Nakaya concluded by saying that inequality of wealth is less in Japan than in the UK but is, nevertheless, widening steadily, characterised by an increase in the number of poor (augmented by the ageing population and falling birth-rate): the income poor in Japan comprising 10% in 2000 is increasing while the extremely rich is decreasing from a high of 0.27% in 1989 to 0.15% in 2004.

 

Japan will have to consider countermeasures, by reviewing labour and social policies; assessing what a fair distribution of wealth entails and whether, for instance, Japan will follow the UK in the trend of widening inequality.

 

The wide-ranging and impassioned questions following the presentations conveyed the audience’s interest in the topics raised and included questions about the basis of Japan’s more egalitarian society; the impact of tax rates on incomes levels; the roles of not for profit organisations; the impact of family disintegration on widening inequality; the ideal ratio of rich to poor; the correlation between a widening wealth gap and rise in crime or antisocial behaviour; the inevitability of inequality in major cities and the relationship between wealth and well-being among others.

 

James Bartholomew thanked the speakers for their interesting presentations and in giving a vote of thanks, Professor David Cope, Director of the Parliamentary Office of Science and Technology, reflected on the quality of the contributions made and volume of information provided, also thanking the Chair for his valuable contributions.

About the contributors

Professor Danny Dorling

Professor Danny Dorling is Professor of Human Geography at the University of Sheffield.

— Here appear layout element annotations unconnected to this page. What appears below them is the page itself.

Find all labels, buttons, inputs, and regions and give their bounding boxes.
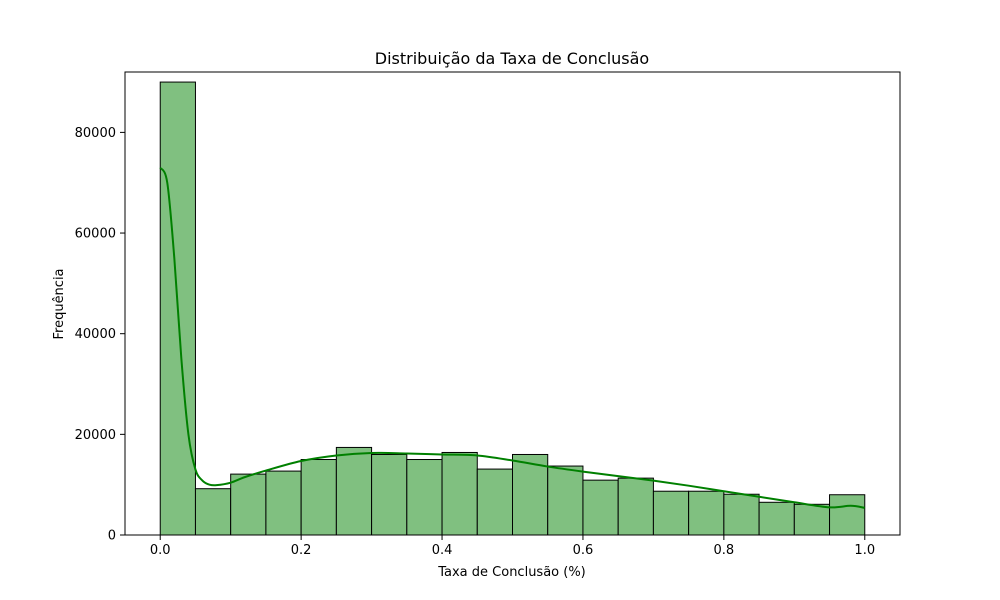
y-axis: 0 20000 40000 60000 80000 <box>75 126 125 544</box>
y-tick-label: 40000 <box>75 327 116 342</box>
x-tick-label: 0.0 <box>150 543 171 558</box>
y-tick-label: 60000 <box>75 227 116 242</box>
chart-title: Distribuição da Taxa de Conclusão <box>375 49 649 68</box>
kde-line <box>159 167 865 509</box>
histogram-bar <box>688 490 725 536</box>
histogram-bar <box>547 465 584 536</box>
x-tick-label: 0.6 <box>573 543 594 558</box>
histogram-bar <box>617 477 654 536</box>
histogram-bars <box>159 81 866 536</box>
y-axis-label: Frequência <box>52 268 67 339</box>
x-tick-label: 0.2 <box>291 543 312 558</box>
histogram-bar <box>335 446 373 536</box>
histogram-bar <box>582 479 619 536</box>
x-axis: 0.0 0.2 0.4 0.6 0.8 1.0 <box>150 535 875 558</box>
y-tick-label: 20000 <box>75 428 116 443</box>
histogram-bar <box>230 473 267 536</box>
x-axis-label: Taxa de Conclusão (%) <box>437 565 586 580</box>
histogram-bar <box>476 468 514 536</box>
histogram-bar <box>652 490 690 536</box>
histogram-bar <box>723 493 760 536</box>
histogram-bar <box>406 459 443 536</box>
histogram-bar <box>829 494 866 536</box>
histogram-bar <box>265 470 302 536</box>
histogram-bar <box>194 488 232 536</box>
histogram-bar <box>300 459 337 536</box>
y-tick-label: 0 <box>108 529 116 544</box>
histogram-bar <box>371 453 408 536</box>
histogram-bar <box>512 453 549 536</box>
histogram-bar <box>441 451 478 536</box>
histogram-bar <box>758 501 795 536</box>
y-tick-label: 80000 <box>75 126 116 141</box>
histogram-bar <box>793 503 831 536</box>
x-tick-label: 0.4 <box>432 543 453 558</box>
plot-frame <box>124 71 901 536</box>
x-tick-label: 0.8 <box>714 543 735 558</box>
x-tick-label: 1.0 <box>854 543 875 558</box>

He was educated at Newcastle University in Geography, Mathematics and Statistics and was awarded a PhD in the Visualization of Spatial Social Structure in 1991. He continued studying in at Newcastle as a Joseph Rowntree Foundation and British Academy Postdoctoral Fellow before moving to the University of Bristol to teach Geography and then to the University of Leeds to take up the Chair of Quantitative Human Geography. In 2003, Professor Dorling was awarded a Philip Leverhulme Prize for outstanding scholarship and was appointed an Academician of the Academy of the Learned Societies in the Social Sciences. In 2006, he was awarded a British Academy Research Leave Fellowship, to study the transformation of social inequality in the United Kingdom, 1945-2005.

Dr Tomoki Nakaya

Dr Tomoki Nakaya is Associate Professor of Geography at Ritsumeikan University. He was awarded PhD from the Tokyo Metropolitan University for a statistical modelling of disease mapping in 1997, and the Encouragement Prize for Young Researchers from the Association of Japanese Geographers in 2001. He stayed in the UK as visiting scholar at the University of Leeds and Newcastle University, 2003-04. He specialises in geographic information analysis of human geography, with a special interest in links between demographics, social inequality and health. With Professor Dorling, he has conducted comparative studies on the geography of social changes in Japan and the UK. His publications include ‘Geographical inequalities of mortality by income in two developed island countries: a cross-national comparison of Britain and Japan’ (Social Science and Medicine 60, 2005).

James Bartholomew

James Bartholomew (chair) is the Earhart Foundation Senior Fellow in Social Policy at the Institute of Economic Affairs. His book The Welfare State We’re In was the winner of 2005 Arthur Seldon Award for Excellence and the 2007 Sir Anthony Fisher Memorial Award. Mr Bartholomew trained as a banker in the City of London before moving into journalism with the Financial Times and the Far Eastern Economic Review, for whom he worked in Hong Kong and Tokyo. Returning to England, he subsequently became a leader writer on The Daily Telegraph and the Daily Mail. He is currently home-educating his younger daughter.